Wyświetl Pojedyńczy Post
Stary 16-12-2019, 11:48   #306
Mike
 
Reputacja: 1 Mike ma wspaniałą reputacjęMike ma wspaniałą reputacjęMike ma wspaniałą reputacjęMike ma wspaniałą reputacjęMike ma wspaniałą reputacjęMike ma wspaniałą reputacjęMike ma wspaniałą reputacjęMike ma wspaniałą reputacjęMike ma wspaniałą reputacjęMike ma wspaniałą reputacjęMike ma wspaniałą reputację
Jax popatrzył w milczeniu na Smoke’a po czym sięgnął do kieszeni. Pokazał monetę i rzekł:
- Orzeł, idziemy do komnaty tronowej.
Moneta poszybowała w górę i spała na dłoń Jaxa. Wszyscy spojrzeli co wypadło. Reszka.
- No i wszystko jasne - powiedział Smoke zabierając nóż i zwijając plan. Po czym poszedł do krawędzi dachu.
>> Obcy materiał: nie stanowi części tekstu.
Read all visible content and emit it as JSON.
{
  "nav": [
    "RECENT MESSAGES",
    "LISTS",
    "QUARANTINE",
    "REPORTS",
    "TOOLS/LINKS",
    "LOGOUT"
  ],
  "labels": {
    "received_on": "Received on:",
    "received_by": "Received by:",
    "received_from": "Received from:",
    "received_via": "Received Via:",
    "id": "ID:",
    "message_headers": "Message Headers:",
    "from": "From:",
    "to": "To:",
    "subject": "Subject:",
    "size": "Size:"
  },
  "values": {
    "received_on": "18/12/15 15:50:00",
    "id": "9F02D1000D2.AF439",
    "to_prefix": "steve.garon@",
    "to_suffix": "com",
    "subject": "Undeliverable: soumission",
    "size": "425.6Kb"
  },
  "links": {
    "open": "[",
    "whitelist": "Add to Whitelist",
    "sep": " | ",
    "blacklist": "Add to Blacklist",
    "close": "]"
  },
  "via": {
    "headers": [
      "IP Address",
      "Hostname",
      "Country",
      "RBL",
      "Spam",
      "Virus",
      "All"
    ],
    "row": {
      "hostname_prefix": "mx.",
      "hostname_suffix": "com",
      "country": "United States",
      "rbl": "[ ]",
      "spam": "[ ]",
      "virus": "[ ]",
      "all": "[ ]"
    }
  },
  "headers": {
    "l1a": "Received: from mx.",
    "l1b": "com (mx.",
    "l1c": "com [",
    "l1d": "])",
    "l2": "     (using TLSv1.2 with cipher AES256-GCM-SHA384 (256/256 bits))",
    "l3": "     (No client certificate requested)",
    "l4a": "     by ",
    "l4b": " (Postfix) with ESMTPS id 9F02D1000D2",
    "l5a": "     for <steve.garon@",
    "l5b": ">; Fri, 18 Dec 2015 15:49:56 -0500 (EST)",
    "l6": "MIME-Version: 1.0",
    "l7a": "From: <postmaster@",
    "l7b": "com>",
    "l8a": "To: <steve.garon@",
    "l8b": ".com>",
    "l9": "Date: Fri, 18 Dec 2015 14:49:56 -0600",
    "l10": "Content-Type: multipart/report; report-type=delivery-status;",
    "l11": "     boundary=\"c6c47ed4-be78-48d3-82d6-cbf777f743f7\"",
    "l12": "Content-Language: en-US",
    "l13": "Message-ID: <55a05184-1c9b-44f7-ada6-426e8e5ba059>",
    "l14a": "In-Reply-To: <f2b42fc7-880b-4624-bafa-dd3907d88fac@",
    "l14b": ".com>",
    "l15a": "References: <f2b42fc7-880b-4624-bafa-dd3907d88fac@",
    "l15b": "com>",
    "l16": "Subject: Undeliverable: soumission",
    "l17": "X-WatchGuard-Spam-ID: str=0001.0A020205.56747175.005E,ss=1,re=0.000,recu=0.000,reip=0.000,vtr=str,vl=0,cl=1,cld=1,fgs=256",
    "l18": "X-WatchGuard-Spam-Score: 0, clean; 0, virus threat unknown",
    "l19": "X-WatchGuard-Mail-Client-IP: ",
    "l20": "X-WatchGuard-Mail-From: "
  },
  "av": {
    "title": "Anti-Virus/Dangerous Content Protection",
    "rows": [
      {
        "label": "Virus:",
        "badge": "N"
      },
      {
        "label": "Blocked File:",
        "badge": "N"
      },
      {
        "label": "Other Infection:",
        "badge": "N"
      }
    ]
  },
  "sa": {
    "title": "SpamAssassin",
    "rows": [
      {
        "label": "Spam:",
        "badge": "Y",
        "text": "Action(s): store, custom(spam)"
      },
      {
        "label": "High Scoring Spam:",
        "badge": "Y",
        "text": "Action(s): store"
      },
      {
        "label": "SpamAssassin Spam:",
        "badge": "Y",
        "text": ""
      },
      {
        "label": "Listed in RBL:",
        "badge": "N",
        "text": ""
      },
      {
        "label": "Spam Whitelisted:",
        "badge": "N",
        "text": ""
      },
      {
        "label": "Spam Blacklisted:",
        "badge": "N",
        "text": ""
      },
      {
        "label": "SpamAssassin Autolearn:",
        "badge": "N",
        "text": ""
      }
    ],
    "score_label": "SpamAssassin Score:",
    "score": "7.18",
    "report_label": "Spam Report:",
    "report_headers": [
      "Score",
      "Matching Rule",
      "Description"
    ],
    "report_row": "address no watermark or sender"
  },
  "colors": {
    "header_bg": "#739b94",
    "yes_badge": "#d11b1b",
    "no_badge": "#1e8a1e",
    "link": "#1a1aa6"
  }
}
Chwile skupiał się po czym zaczął ulatywać “z wiatrem”. Chmura zakotłowała się i zaczęła rosnąc przesłaniając ścianę budynku.
Jeden z Lin Kuei wystrzelił harpun.
Jedne po drugim zaczepiali karabińczyk i zsuwali się w chmurę. Jax spojrzał na Sonye ta wzruszyła ramionami. Mogli albo tu zostać, albo ruszać. Wpięła karabińczyk i z zsunęła się z dachu, bo chwile później zniknąć w chmurze.
Kilkadziesiąt sekund “lotu” by nagle zobaczyć przed sobą ścianę. Ledwie sekundy na amortyzację nogami. Ktoś Tongowi wcisnął w dłoń line i bezceremonialnie odpiął karabińczyk. Chwile później Raf “zaparkował” ze stęknieciem. On także dostał do ręki linę.
Wokół okna na wczepionych w szpary ściany zaczepach wisiała cała mieszana grupa, niczym wielkie gniazdo pająków.
- Wszyscy - ktoś syknął. Na to jeden z Lin Kuei przykleił do szyby plastik z wetkniętym detonatorem. Eksplozja nie była duża, ale wywaliła całe okno. Błyskawicznie wskoczyli. Ledwo nadążali odskakiwać ze światła, by zrobić miejsce pozostałym. Ktoś charczał z przebitym gardłem. Huknął strzał, potem kolejny. Ktoś rzucił granat dymny… nie to Smoke wparował i nagle zestalił się.


Dobra, nie czekam na Was, decyzje podjęła moneta. Idziecie do sali małżeńskiej.
Obecnie wielka rozróba. Na razie prosto, rozgrzewka, same minionki.
Musicie wspólnie uzbierać 20 sukcesów by pokonać wszystkie strażniczki. Liczą się tylko Wasze wrzuty, npce walczą “obok”.
W docu bitewnym jak zwykle “zbieracie kości” Limit to 5. I dzielicie je na atak i obronę.